2015 ISAKOS Biennial Congress ePoster #1257
Kinematics and Contact Stress Comparison of All Epiphyseal and Complete Transphyseal ACL Reconstructions
Moira McCarthy, MD, New York, NY UNITED STATES
Hamid Jahandar, BS, New York, NY UNITED STATES
Peter D. Fabricant, MD, MPH, New York, NY UNITED STATES
James Boorman-Padgett, BS, New York, NY UNITED STATES
Daniel W. Green, MD, MS, New York, NY UNITED STATES
Carl W. Imhauser, PhD, New York, NY UNITED STATES
Frank A. Cordasco, MD, MS, New York, NY UNITED STATES
Hospital for Special Surgery, New York, New York, USA
FDA Status Not Applicable
Summary: All-epiphyseal ACL reconstruction restores stability to the ACL deficient knee and reduces the posterior joint contact stresses seen with ACL deficiency.
Introduction:Pediatric ACL reconstruction techniques can restore stability and contact pressures to the ACL deficient knee. The complete transphyseal (CT) reconstruction uses a vertical graft to minimize physeal trauma. The all-epiphyseal (AE) reconstruction avoids the physis completely. A direct comparison of the kinematics and contact stresses after AE and CT ACL reconstructions have not been studied.
Hypothesis:Both the AE and CT reconstructions will restore translational kinematics but the AE technique will better restore rotational kinematics. The AE reconstruction will more closely replicate the contact stresses of the ACL intact knee compared to the CT reconstruction because of the restoration of rotational stability.
Methods:Nine fresh-frozen human cadaveric knees were tested using a robotic manipulator. Each of the specimens was tested with the intact ACL, the deficient ACL, and after each reconstruction method. Reconstruction order was alternated from specimen-to-specimen. The AE utilized sockets oriented within the epiphyses. The CT had more central and vertical sockets in both the tibia and femur. Both reconstructions were fixed with identical suspensory cortical fixation devices using an all-inside technique and 10 mm diameter hamstring grafts. Anterior stability was assessed with 134N anterior force at 30 and 90° of knee flexion simulating the Lachman and anterior drawer exams, respectively. The pivot shift exam was simulated by applying a combined 8 Nm and 4 Nm of abduction and internal rotation, respectively, at 15 and 30° of knee flexion. Tibiofemoral motions were recorded and mean contact stresses generated within the tibiofemoral compartments were measured using contact stress transducers. Outcomes were compared across conditions of the ACL using generalized estimating equations.

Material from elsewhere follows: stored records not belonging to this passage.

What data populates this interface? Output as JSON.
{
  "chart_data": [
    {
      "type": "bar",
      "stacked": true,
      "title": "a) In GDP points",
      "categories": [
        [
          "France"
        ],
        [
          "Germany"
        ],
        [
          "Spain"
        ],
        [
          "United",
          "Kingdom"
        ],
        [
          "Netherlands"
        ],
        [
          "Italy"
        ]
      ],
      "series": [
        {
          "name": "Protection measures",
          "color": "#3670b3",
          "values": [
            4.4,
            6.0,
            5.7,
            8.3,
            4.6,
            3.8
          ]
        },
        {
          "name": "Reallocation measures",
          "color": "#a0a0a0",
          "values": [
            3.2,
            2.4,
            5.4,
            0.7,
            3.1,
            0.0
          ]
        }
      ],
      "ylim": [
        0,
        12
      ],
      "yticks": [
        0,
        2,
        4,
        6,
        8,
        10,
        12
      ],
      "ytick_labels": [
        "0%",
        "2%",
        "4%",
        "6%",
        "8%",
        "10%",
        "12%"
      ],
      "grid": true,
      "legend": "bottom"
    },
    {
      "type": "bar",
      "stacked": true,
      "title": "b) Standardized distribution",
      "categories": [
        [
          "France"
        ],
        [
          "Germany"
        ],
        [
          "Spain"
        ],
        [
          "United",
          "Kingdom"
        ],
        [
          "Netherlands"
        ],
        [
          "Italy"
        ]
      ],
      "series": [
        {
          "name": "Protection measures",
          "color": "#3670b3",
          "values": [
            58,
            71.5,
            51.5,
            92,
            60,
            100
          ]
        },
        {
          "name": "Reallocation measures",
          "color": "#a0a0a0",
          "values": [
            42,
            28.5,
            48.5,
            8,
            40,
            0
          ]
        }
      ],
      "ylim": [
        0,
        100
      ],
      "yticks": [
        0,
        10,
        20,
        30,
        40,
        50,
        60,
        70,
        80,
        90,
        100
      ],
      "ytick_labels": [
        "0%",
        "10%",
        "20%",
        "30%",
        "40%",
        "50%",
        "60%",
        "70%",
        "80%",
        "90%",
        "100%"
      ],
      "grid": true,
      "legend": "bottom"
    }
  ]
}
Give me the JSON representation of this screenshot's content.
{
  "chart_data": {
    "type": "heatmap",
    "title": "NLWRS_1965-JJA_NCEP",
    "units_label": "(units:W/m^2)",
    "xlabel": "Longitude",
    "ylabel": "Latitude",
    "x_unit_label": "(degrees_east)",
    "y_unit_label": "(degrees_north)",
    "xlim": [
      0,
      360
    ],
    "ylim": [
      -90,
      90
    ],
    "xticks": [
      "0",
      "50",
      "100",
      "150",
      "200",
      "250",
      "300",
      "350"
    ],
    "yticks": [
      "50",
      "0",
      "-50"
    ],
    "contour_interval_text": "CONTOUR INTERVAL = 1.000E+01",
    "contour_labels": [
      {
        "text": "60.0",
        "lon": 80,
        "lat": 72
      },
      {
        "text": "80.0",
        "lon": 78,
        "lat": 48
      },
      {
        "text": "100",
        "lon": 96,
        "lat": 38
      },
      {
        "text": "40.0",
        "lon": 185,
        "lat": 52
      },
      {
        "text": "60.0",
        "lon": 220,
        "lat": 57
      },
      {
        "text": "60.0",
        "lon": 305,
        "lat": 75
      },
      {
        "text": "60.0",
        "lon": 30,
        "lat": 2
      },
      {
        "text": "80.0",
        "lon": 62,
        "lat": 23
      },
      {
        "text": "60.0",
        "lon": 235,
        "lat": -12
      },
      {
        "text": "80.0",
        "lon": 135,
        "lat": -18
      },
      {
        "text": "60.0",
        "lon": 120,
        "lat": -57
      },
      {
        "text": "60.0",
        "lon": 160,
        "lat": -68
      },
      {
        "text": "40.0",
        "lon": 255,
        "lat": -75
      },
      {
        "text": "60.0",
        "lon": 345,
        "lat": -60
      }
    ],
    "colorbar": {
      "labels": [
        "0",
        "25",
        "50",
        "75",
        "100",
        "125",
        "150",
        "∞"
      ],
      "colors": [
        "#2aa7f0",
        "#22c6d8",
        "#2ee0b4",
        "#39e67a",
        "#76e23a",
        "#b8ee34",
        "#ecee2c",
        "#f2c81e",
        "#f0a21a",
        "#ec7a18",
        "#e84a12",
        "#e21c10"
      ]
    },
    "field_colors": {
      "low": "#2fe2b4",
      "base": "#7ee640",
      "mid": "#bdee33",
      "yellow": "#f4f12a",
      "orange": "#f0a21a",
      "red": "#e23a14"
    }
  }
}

Results:Both reconstructions had significantly decreased anterior translation, medial translation, and internal rotation compared to the ACL deficient knee (Figure 1) in response to a simulated pivot shift. However, internal rotation and medial translation remained elevated beyond ACL-intact levels following the CT reconstruction by 10.5% (P<0.05) and by 75.3% (P<0.05), respectively. During the simulated Lachman and anterior drawer tests, both reconstructions restored anterior translation to that of the ACL intact knee. In response to the pivot-shift, the AE reconstruction decreased lateral posterior contact stresses compared to the ACL-deficient knee. However, following CT reconstruction, they remained elevated compared to the ACL-competent knee (P<0.05). Both reconstruction techniques offloaded the posterior aspect of the medial tibial plateau compared to the ACL-deficient knee in response to anterior loading at 30 and 90° of knee flexion, but the AE had higher posterior contact stresses at 90 compared to the ACL-intact knee.
Conclusion:While both AE and CT reconstructions reduced anterior translations and posteromedial contact stresses in response to an anterior load, the AE technique more effectively reduced axial rotation and posterolateral contact stresses during a simulated pivot shift exam. These findings are likely due to the more oblique anatomic orientation of the AE graft, which makes it a more effective stabilizer to rotational and medial-lateral loads.